Para a Articulação dos Povos e Organizações Indígenas do Nordeste Minas Gerais e Espírito Santo (Apoinme), tal ação pode ser considerado um atentado ao povo Xakriabá. “Isso em um momento em que o governo federal incentiva políticas que vão de encontro ao bem viver dos povos indígenas do Brasil, incentivando grilagens, arrendamentos, mineração e exploração de madeira em terras indígenas”, destaca a Nota de Apoio ao povo Xakriabá.

A Diocese de Januária – Minas Gerais, na pessoa de seu Bispo Dom José Moreira da Silva, também foi a público repudiar o “triste atentado” sofrido pelo povo Xakriabá. “Lutemos por dias melhores, por um Brasil melhor e por um mundo melhor”, lista a Diocese. No documento publicado, também aponta “a moralidade, o respeito, a proteção do Povo Xakriabá e de suas tradições, bem como, o devido tratamento deve ser sempre respaldados pela ética independente de quem os dá ou recebe”.

O Conselho Indigenista Missionário (Cimi) Regional Leste – que compreende os estados de Minas Gerais, Espírito Santo e extremo sul da Bahia – lamentou o ocorrido e afirma ser preciso resistir para existir. “Solidariedade e apoio a todo o povo Xakriabá, em especial a comunidade do Barreiro Preto, para que encontrem força e persistência na reconstrução não só da sua escola Xukurank e sua casa de medicina tradicional, mas também dos ‘ferimentos’ da alma”, manifesta o documento do Regional.

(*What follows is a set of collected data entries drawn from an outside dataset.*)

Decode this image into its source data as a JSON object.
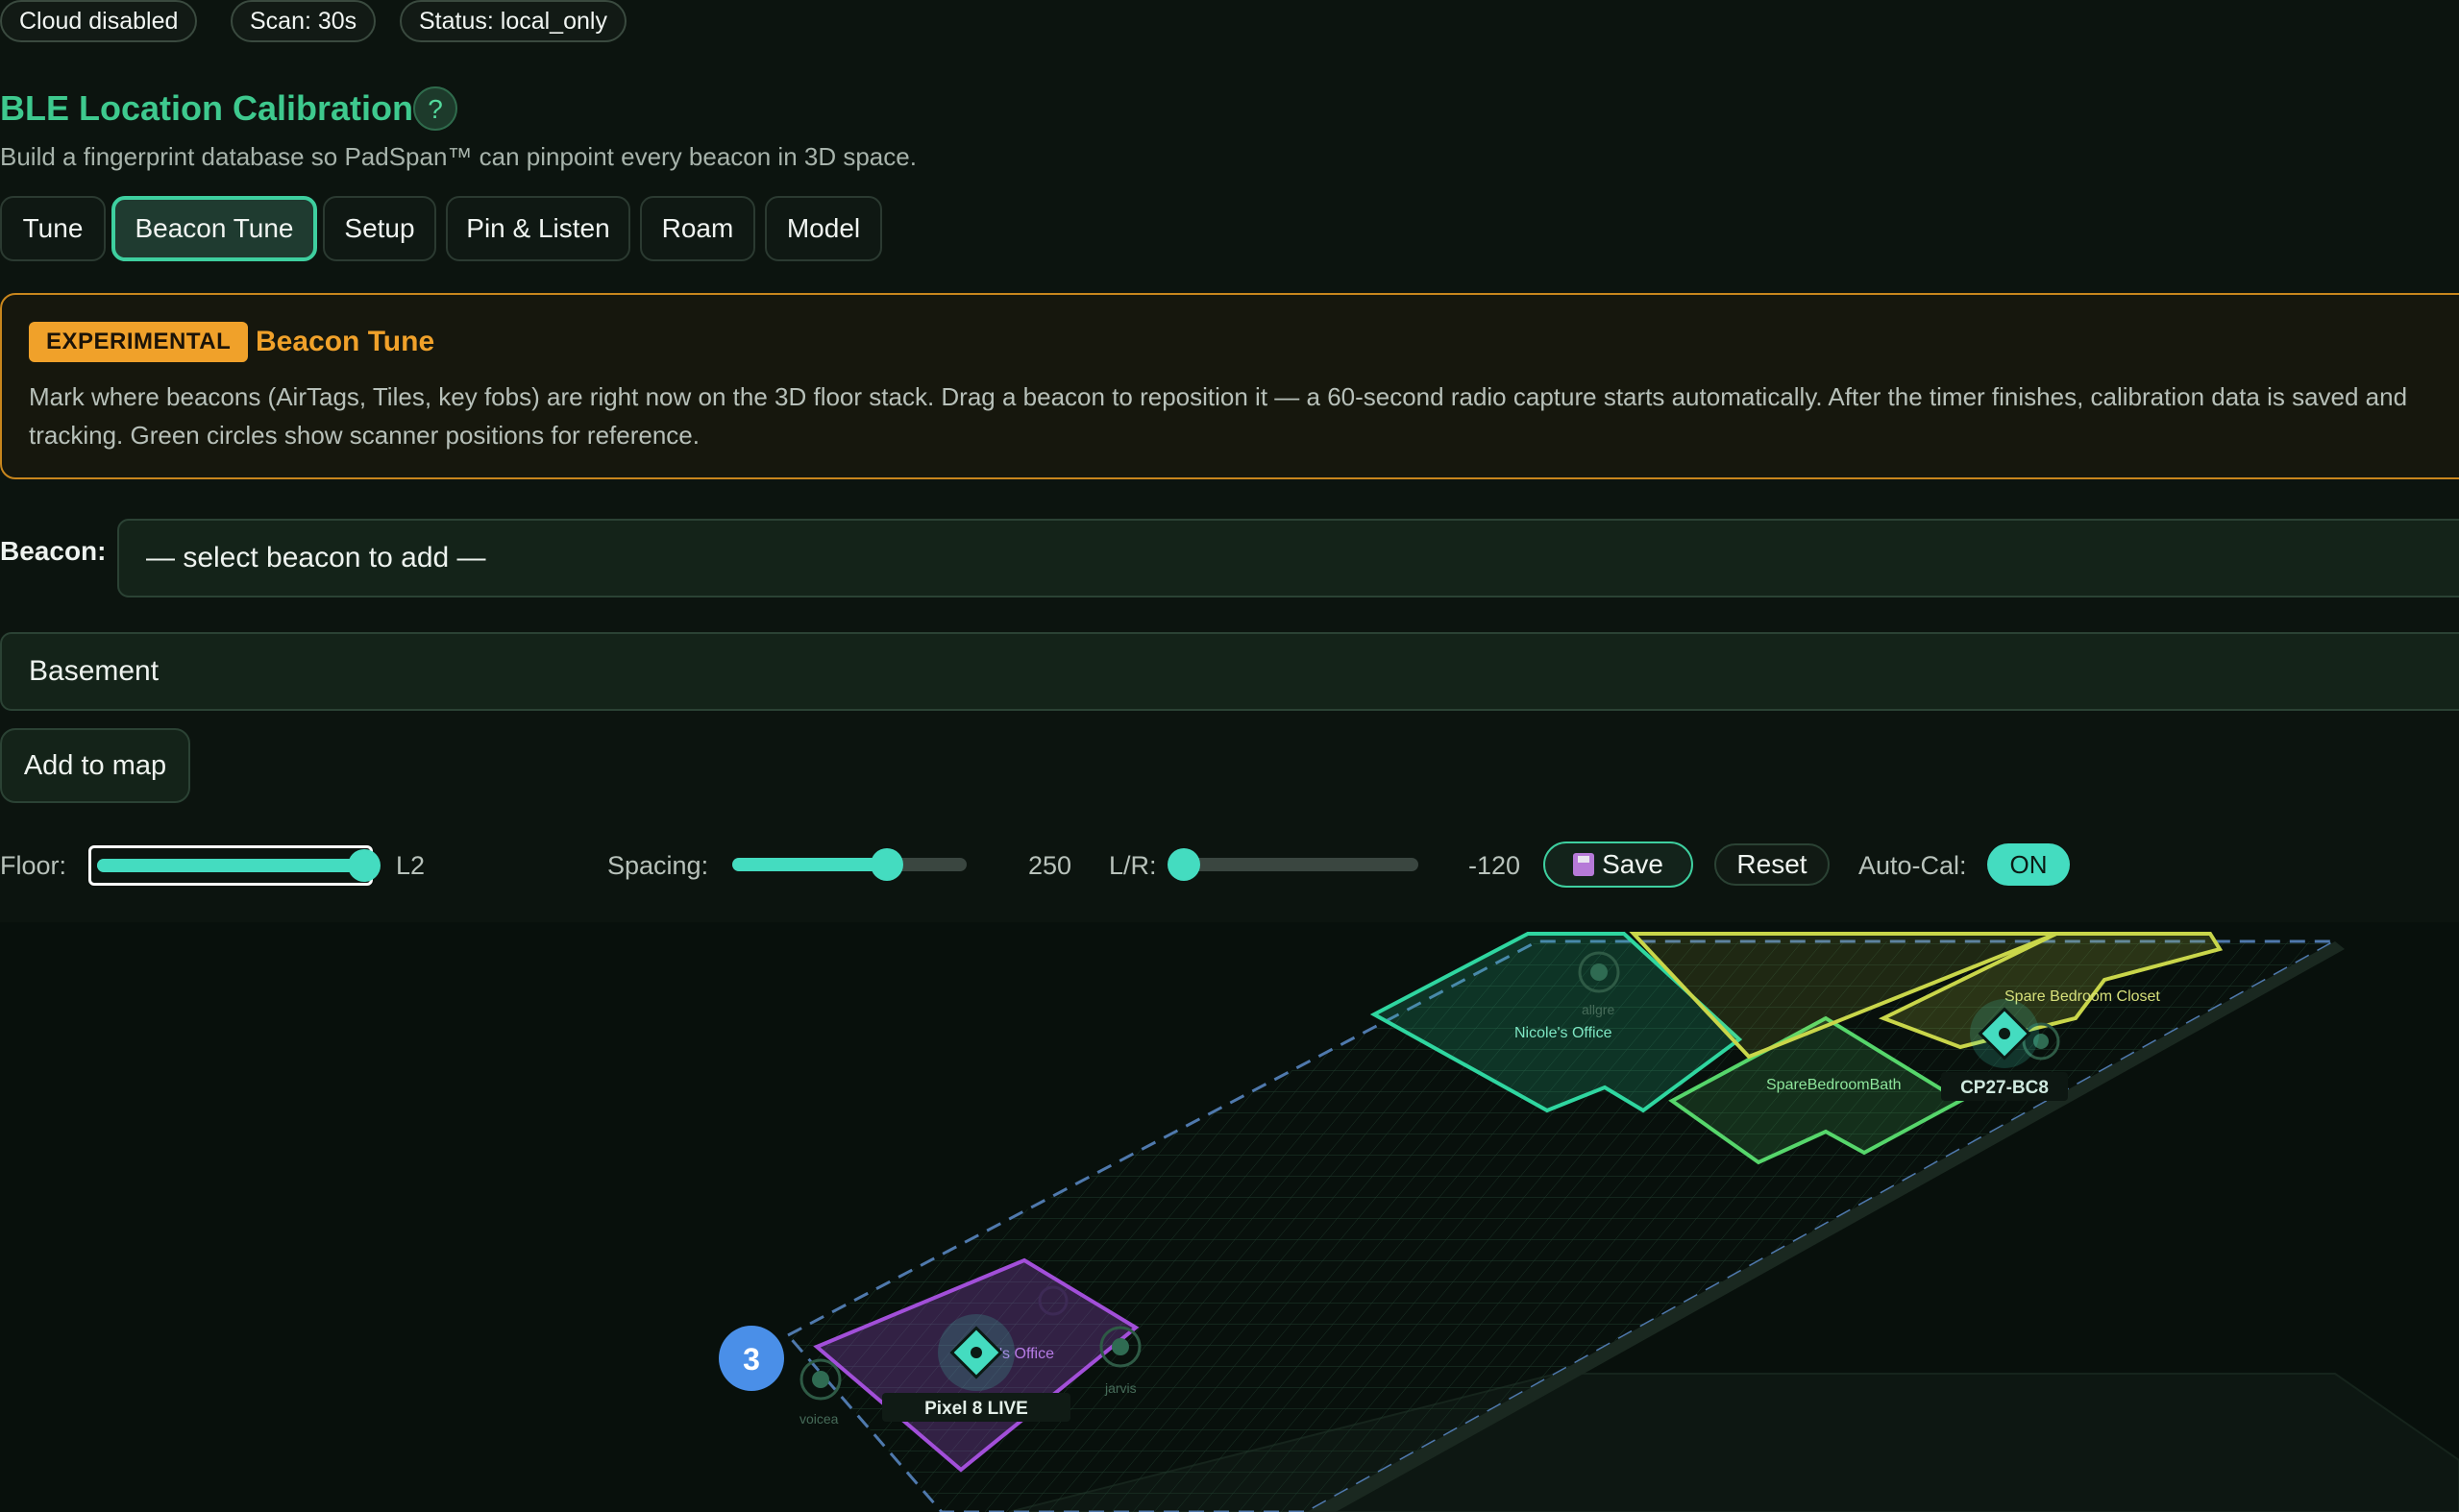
{
  "status_bar": {
    "cloud": "Cloud disabled",
    "scan": "Scan: 30s",
    "status": "Status: local_only"
  },
  "header": {
    "title": "BLE Location Calibration",
    "help": "?",
    "subtitle": "Build a fingerprint database so PadSpan™ can pinpoint every beacon in 3D space."
  },
  "tabs": [
    {
      "label": "Tune"
    },
    {
      "label": "Beacon Tune"
    },
    {
      "label": "Setup"
    },
    {
      "label": "Pin & Listen"
    },
    {
      "label": "Roam"
    },
    {
      "label": "Model"
    }
  ],
  "active_tab": "Beacon Tune",
  "info": {
    "badge": "EXPERIMENTAL",
    "title": "Beacon Tune",
    "text": "Mark where beacons (AirTags, Tiles, key fobs) are right now on the 3D floor stack. Drag a beacon to reposition it — a 60-second radio capture starts automatically. After the timer finishes, calibration data is saved and tracking. Green circles show scanner positions for reference."
  },
  "beacon_form": {
    "label": "Beacon:",
    "select_value": "— select beacon to add —",
    "floor_select_value": "Basement",
    "add_button": "Add to map"
  },
  "controls": {
    "floor_label": "Floor:",
    "floor_value": "L2",
    "floor_level": 1.0,
    "spacing_label": "Spacing:",
    "spacing_value": "250",
    "spacing_level": 0.66,
    "lr_label": "L/R:",
    "lr_value": "-120",
    "lr_level": 0.0,
    "save_label": "Save",
    "save_icon": "floppy-disk-icon",
    "reset_label": "Reset",
    "autocal_label": "Auto-Cal:",
    "autocal_value": "ON"
  },
  "map": {
    "floor_badge": "3",
    "rooms": [
      {
        "name": "Nicole's Office",
        "color": "#2fd6a0"
      },
      {
        "name": "SpareBedroomBath",
        "color": "#56d66b"
      },
      {
        "name": "Spare Bedroom Closet",
        "color": "#c9d64a"
      },
      {
        "name": "'s Office",
        "color": "#a24fd9"
      }
    ],
    "scanners": [
      "allgre",
      "voicea",
      "jarvis"
    ],
    "beacons": [
      {
        "label": "CP27-BC8"
      },
      {
        "label": "Pixel 8 LIVE"
      }
    ],
    "colors": {
      "accent": "#44dcc0",
      "brand_green": "#3ec98e",
      "warning": "#f0a12a",
      "floor_badge": "#4a8fe8"
    }
  }
}
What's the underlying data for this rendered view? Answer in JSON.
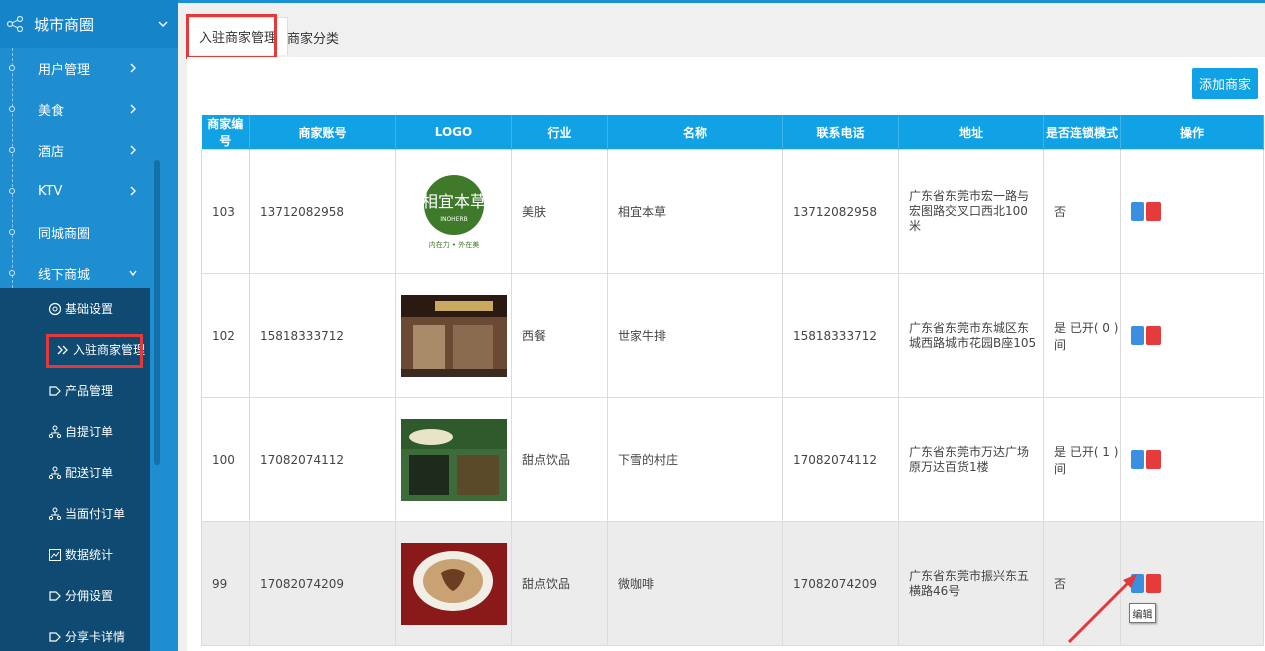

“Estamos passando por dias difíceis e momentos de dores, angústias, tristezas, sentimentos de perdas de valores históricos de lutas e conquistas escritas. Só esqueceram que das cinzas reconstituiremos coletivamente as nossas memórias em histórias”, garante Cida Xakriabá, professora e diretora da Escola Estadual Indígena Xukurank.

A repercussão do caso também motivou a criação de uma vaquinha virtual para que apoiadores da causa indígena possam ajudar na reconstrução da escola e da casa de medicina tradicional. O valor ajudará a reerguer e curar os traumas emocionais desta cicatriz das cinzas, que queimaram os prédios, mas nunca queimarão a história nem apagarão a luta e a resistência do povo Xakriabá. “Kankeré na Kuã Sipredé na tiká, seguiremos de cabeça erguida e fortes, somos um povo de luta e resistência”, conclui a Cida.